NEIL DEGRASSE TYSON: The antimatter version of the electron.

JAD: Ooh!

NEIL DEGRASSE TYSON: Yeah. No, it's deep, it's deep.

ROBERT: How did they do that? Like ...

JAD: Did they actually see it?

MARCELO GLEISER: Well, particles, you know, they're very tiny, right? You can't really see them. So what you do is you create little systems in the laboratory. You get like a vapor ...

JAD: And you put the vapor in a tank, he says. And when the electron or the antielectron shoots through the vapor ...

MARCELO GLEISER: The particle destabilizes the vapor and makes little bubbles, okay? You can see these little bubbles appearing out of nothing.

JAD: Wow! Seriously?

MARCELO GLEISER: It's really an amazing thing. 

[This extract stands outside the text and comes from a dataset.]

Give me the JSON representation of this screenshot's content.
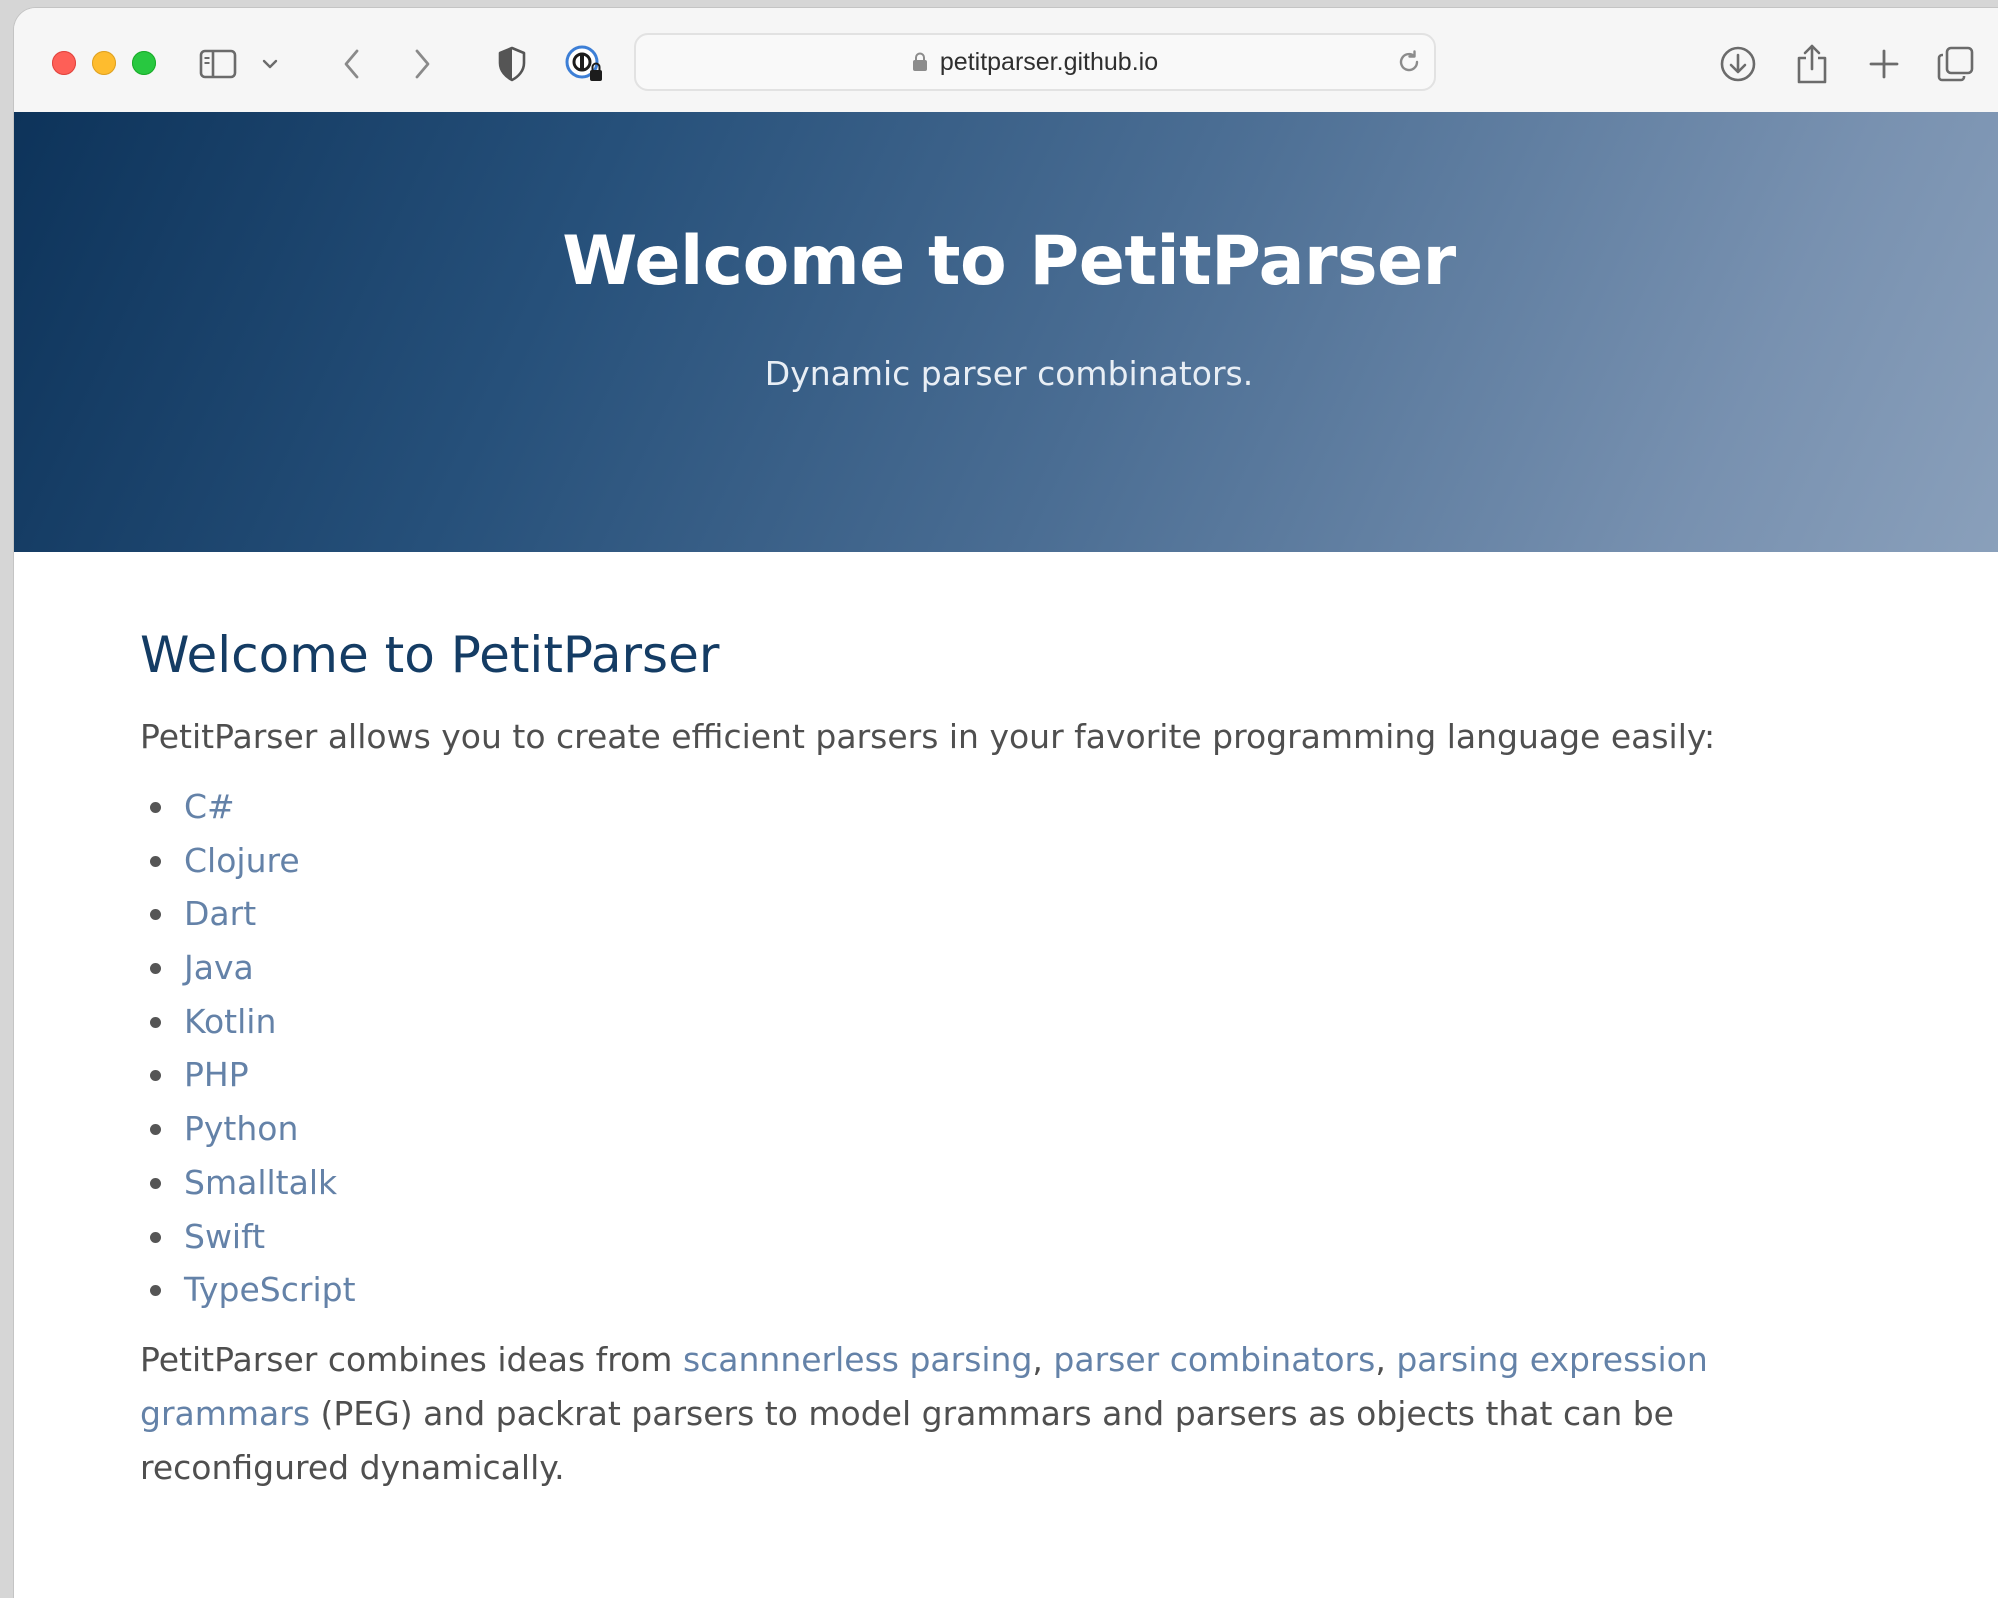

JAD: So you can't see the particle itself, but you can see its shadow?

ROBERT: It's—it's road trip.

MARCELO GLEISER: It's road trip, yeah.

JAD: So then he says okay, imagine you get this little piece of light and you heat it up really hot so that it spawns—well, as we learned, not one particle but two ...

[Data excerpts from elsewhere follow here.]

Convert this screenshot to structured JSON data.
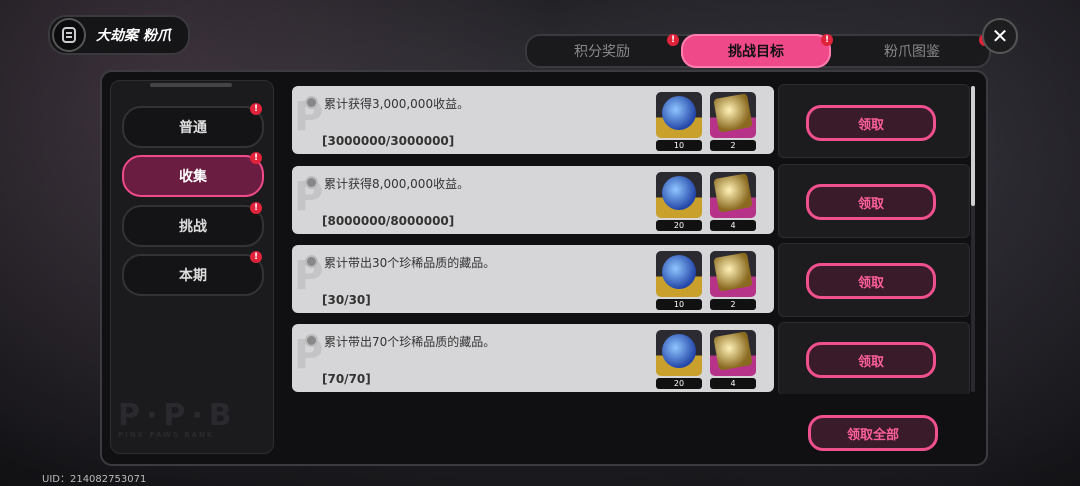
{
  "header": {
    "title": "大劫案 粉爪",
    "close_symbol": "✕"
  },
  "tabs": [
    {
      "label": "积分奖励",
      "active": false,
      "alert": "!"
    },
    {
      "label": "挑战目标",
      "active": true,
      "alert": "!"
    },
    {
      "label": "粉爪图鉴",
      "active": false,
      "alert": "!"
    }
  ],
  "sidebar": {
    "items": [
      {
        "label": "普通",
        "active": false,
        "alert": "!"
      },
      {
        "label": "收集",
        "active": true,
        "alert": "!"
      },
      {
        "label": "挑战",
        "active": false,
        "alert": "!"
      },
      {
        "label": "本期",
        "active": false,
        "alert": "!"
      }
    ],
    "watermark": "P·P·B",
    "watermark_sub": "PINK PAWS BANK"
  },
  "tasks": [
    {
      "desc": "累计获得3,000,000收益。",
      "progress": "[3000000/3000000]",
      "reward1_count": "10",
      "reward2_count": "2",
      "claim_label": "领取"
    },
    {
      "desc": "累计获得8,000,000收益。",
      "progress": "[8000000/8000000]",
      "reward1_count": "20",
      "reward2_count": "4",
      "claim_label": "领取"
    },
    {
      "desc": "累计带出30个珍稀品质的藏品。",
      "progress": "[30/30]",
      "reward1_count": "10",
      "reward2_count": "2",
      "claim_label": "领取"
    },
    {
      "desc": "累计带出70个珍稀品质的藏品。",
      "progress": "[70/70]",
      "reward1_count": "20",
      "reward2_count": "4",
      "claim_label": "领取"
    }
  ],
  "claim_all_label": "领取全部",
  "uid": "UID：214082753071",
  "colors": {
    "accent": "#f0498a",
    "alert": "#e0233a"
  }
}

NEIL DEGRASSE TYSON: Matter-antimatter pair.

JAD: Put them in the vapor tank ...

MARCELO GLEISER: And if you put a magnet in there, you can tell if it's going to the left or to the right, if it's a positive or a negative charge.

ROBERT: Oh, very clever!

JAD: Oh, how cool!

MARCELO GLEISER: It is cool.

NEIL DEGRASSE TYSON: You see two particle tracks that each curl opposite directions, and if they have the same rate of curl ...

ROBERT: Yeah?

NEIL DEGRASSE TYSON: That means they have the same mass.

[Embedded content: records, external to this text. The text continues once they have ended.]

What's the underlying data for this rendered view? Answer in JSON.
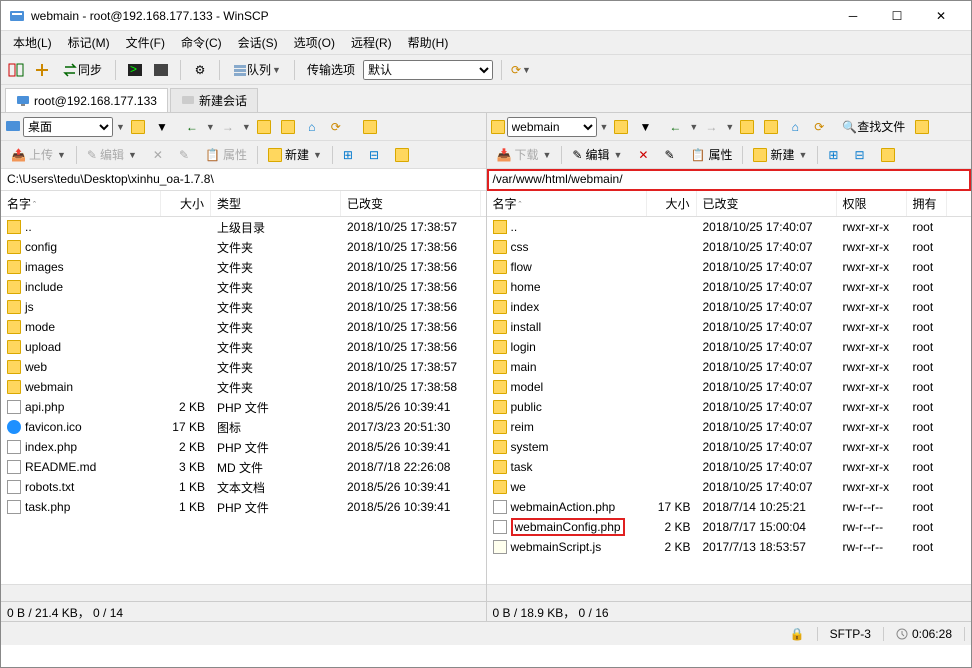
{
  "window": {
    "title": "webmain - root@192.168.177.133 - WinSCP"
  },
  "menu": [
    "本地(L)",
    "标记(M)",
    "文件(F)",
    "命令(C)",
    "会话(S)",
    "选项(O)",
    "远程(R)",
    "帮助(H)"
  ],
  "toolbar1": {
    "sync": "同步",
    "queue": "队列",
    "transfer_label": "传输选项",
    "transfer_value": "默认"
  },
  "tabs": {
    "session": "root@192.168.177.133",
    "new": "新建会话"
  },
  "left": {
    "drive": "桌面",
    "actions": {
      "upload": "上传",
      "edit": "编辑",
      "props": "属性",
      "new": "新建"
    },
    "path": "C:\\Users\\tedu\\Desktop\\xinhu_oa-1.7.8\\",
    "headers": {
      "name": "名字",
      "size": "大小",
      "type": "类型",
      "changed": "已改变"
    },
    "cols": {
      "name": 160,
      "size": 50,
      "type": 130,
      "changed": 140
    },
    "rows": [
      {
        "icon": "up",
        "name": "..",
        "size": "",
        "type": "上级目录",
        "changed": "2018/10/25  17:38:57"
      },
      {
        "icon": "folder",
        "name": "config",
        "size": "",
        "type": "文件夹",
        "changed": "2018/10/25  17:38:56"
      },
      {
        "icon": "folder",
        "name": "images",
        "size": "",
        "type": "文件夹",
        "changed": "2018/10/25  17:38:56"
      },
      {
        "icon": "folder",
        "name": "include",
        "size": "",
        "type": "文件夹",
        "changed": "2018/10/25  17:38:56"
      },
      {
        "icon": "folder",
        "name": "js",
        "size": "",
        "type": "文件夹",
        "changed": "2018/10/25  17:38:56"
      },
      {
        "icon": "folder",
        "name": "mode",
        "size": "",
        "type": "文件夹",
        "changed": "2018/10/25  17:38:56"
      },
      {
        "icon": "folder",
        "name": "upload",
        "size": "",
        "type": "文件夹",
        "changed": "2018/10/25  17:38:56"
      },
      {
        "icon": "folder",
        "name": "web",
        "size": "",
        "type": "文件夹",
        "changed": "2018/10/25  17:38:57"
      },
      {
        "icon": "folder",
        "name": "webmain",
        "size": "",
        "type": "文件夹",
        "changed": "2018/10/25  17:38:58"
      },
      {
        "icon": "file",
        "name": "api.php",
        "size": "2 KB",
        "type": "PHP 文件",
        "changed": "2018/5/26  10:39:41"
      },
      {
        "icon": "favicon",
        "name": "favicon.ico",
        "size": "17 KB",
        "type": "图标",
        "changed": "2017/3/23  20:51:30"
      },
      {
        "icon": "file",
        "name": "index.php",
        "size": "2 KB",
        "type": "PHP 文件",
        "changed": "2018/5/26  10:39:41"
      },
      {
        "icon": "file",
        "name": "README.md",
        "size": "3 KB",
        "type": "MD 文件",
        "changed": "2018/7/18  22:26:08"
      },
      {
        "icon": "file",
        "name": "robots.txt",
        "size": "1 KB",
        "type": "文本文档",
        "changed": "2018/5/26  10:39:41"
      },
      {
        "icon": "file",
        "name": "task.php",
        "size": "1 KB",
        "type": "PHP 文件",
        "changed": "2018/5/26  10:39:41"
      }
    ],
    "status": "0 B / 21.4 KB， 0 / 14"
  },
  "right": {
    "drive": "webmain",
    "actions": {
      "download": "下载",
      "edit": "编辑",
      "props": "属性",
      "new": "新建",
      "find": "查找文件"
    },
    "path": "/var/www/html/webmain/",
    "headers": {
      "name": "名字",
      "size": "大小",
      "changed": "已改变",
      "perm": "权限",
      "owner": "拥有"
    },
    "cols": {
      "name": 160,
      "size": 50,
      "changed": 140,
      "perm": 70,
      "owner": 40
    },
    "rows": [
      {
        "icon": "up",
        "name": "..",
        "size": "",
        "changed": "2018/10/25 17:40:07",
        "perm": "rwxr-xr-x",
        "owner": "root"
      },
      {
        "icon": "folder",
        "name": "css",
        "size": "",
        "changed": "2018/10/25 17:40:07",
        "perm": "rwxr-xr-x",
        "owner": "root"
      },
      {
        "icon": "folder",
        "name": "flow",
        "size": "",
        "changed": "2018/10/25 17:40:07",
        "perm": "rwxr-xr-x",
        "owner": "root"
      },
      {
        "icon": "folder",
        "name": "home",
        "size": "",
        "changed": "2018/10/25 17:40:07",
        "perm": "rwxr-xr-x",
        "owner": "root"
      },
      {
        "icon": "folder",
        "name": "index",
        "size": "",
        "changed": "2018/10/25 17:40:07",
        "perm": "rwxr-xr-x",
        "owner": "root"
      },
      {
        "icon": "folder",
        "name": "install",
        "size": "",
        "changed": "2018/10/25 17:40:07",
        "perm": "rwxr-xr-x",
        "owner": "root"
      },
      {
        "icon": "folder",
        "name": "login",
        "size": "",
        "changed": "2018/10/25 17:40:07",
        "perm": "rwxr-xr-x",
        "owner": "root"
      },
      {
        "icon": "folder",
        "name": "main",
        "size": "",
        "changed": "2018/10/25 17:40:07",
        "perm": "rwxr-xr-x",
        "owner": "root"
      },
      {
        "icon": "folder",
        "name": "model",
        "size": "",
        "changed": "2018/10/25 17:40:07",
        "perm": "rwxr-xr-x",
        "owner": "root"
      },
      {
        "icon": "folder",
        "name": "public",
        "size": "",
        "changed": "2018/10/25 17:40:07",
        "perm": "rwxr-xr-x",
        "owner": "root"
      },
      {
        "icon": "folder",
        "name": "reim",
        "size": "",
        "changed": "2018/10/25 17:40:07",
        "perm": "rwxr-xr-x",
        "owner": "root"
      },
      {
        "icon": "folder",
        "name": "system",
        "size": "",
        "changed": "2018/10/25 17:40:07",
        "perm": "rwxr-xr-x",
        "owner": "root"
      },
      {
        "icon": "folder",
        "name": "task",
        "size": "",
        "changed": "2018/10/25 17:40:07",
        "perm": "rwxr-xr-x",
        "owner": "root"
      },
      {
        "icon": "folder",
        "name": "we",
        "size": "",
        "changed": "2018/10/25 17:40:07",
        "perm": "rwxr-xr-x",
        "owner": "root"
      },
      {
        "icon": "file",
        "name": "webmainAction.php",
        "size": "17 KB",
        "changed": "2018/7/14 10:25:21",
        "perm": "rw-r--r--",
        "owner": "root"
      },
      {
        "icon": "file",
        "name": "webmainConfig.php",
        "size": "2 KB",
        "changed": "2018/7/17 15:00:04",
        "perm": "rw-r--r--",
        "owner": "root",
        "highlight": true
      },
      {
        "icon": "script",
        "name": "webmainScript.js",
        "size": "2 KB",
        "changed": "2017/7/13 18:53:57",
        "perm": "rw-r--r--",
        "owner": "root"
      }
    ],
    "status": "0 B / 18.9 KB， 0 / 16"
  },
  "bottom": {
    "lock": "🔒",
    "proto": "SFTP-3",
    "time": "0:06:28"
  }
}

JAD: So if we go back to our picture of the early universe of the soup, which—and you named all of those particles, does that mean that for every particle that you named, there is its opposite floating around there as well?

MARCELO GLEISER: Exactly. You have electrons ...

ROBERT: Anti-electrons.

NEIL DEGRASSE TYSON: Neutron-antineutron.

MARCELO GLEISER: Proton-antiproton. This is all very beautiful and you would say, great, I have a very democratic universe, you know, as many particles and antiparticles, and everybody's happy. Only problem is the following: when an electron and a positron meet ...

NEIL DEGRASSE TYSON: They will find each other ...

MARCELO GLEISER: And, uh-oh ...

NEIL DEGRASSE TYSON: And they will annihilate.

ROBERT: What do you mean they'll find each other, because they'll find their original other half?

NEIL DEGRASSE TYSON: No, no, they wouldn't need to.

ROBERT: They'd just find another kind?

NEIL DEGRASSE TYSON: That's correct. That's correct.

ROBERT: So Jad, now imagine that we're in the very early universe. I am a teeny bit of matter and you, my opposite ...

JAD: I'm an anti-Krulwich.

ROBERT: An Anti-Krulwich. And so the particle, which is sitting here and I see you across the haze. Now I'm positive charged, you're negative charged. Opposite charges attract. Attract. Attract.

JAD: And we are zooming together. Here we come. [screams]

[explosion]

ROBERT: You see, it doesn't work out too well for us. But, you know, wait, wait, wait, this is actually a rather profound puzzle, because if Paul Dirac was right, and half the universe is matter, the other half the universe is antimatter, and we all bump into each other as we just did, well ...

JAD: Eventually, I guess we would just not—we would just become—I don't—well, I don't know. Hmm.

MARCELO GLEISER: We would not be here then.

ROBERT: You just blink out and there'd be nothing.

MARCELO GLEISER: Exactly.

JAD: Really nothing? So it's a field of ...

MARCELO GLEISER: Mostly, nothing. Mostly just radiation—radiation—radiation—radiation—radiation—radiation—radiation.

NEIL DEGRASSE TYSON: It's shocking—it's shocking—it's shocking—it's shocking—it's shocking.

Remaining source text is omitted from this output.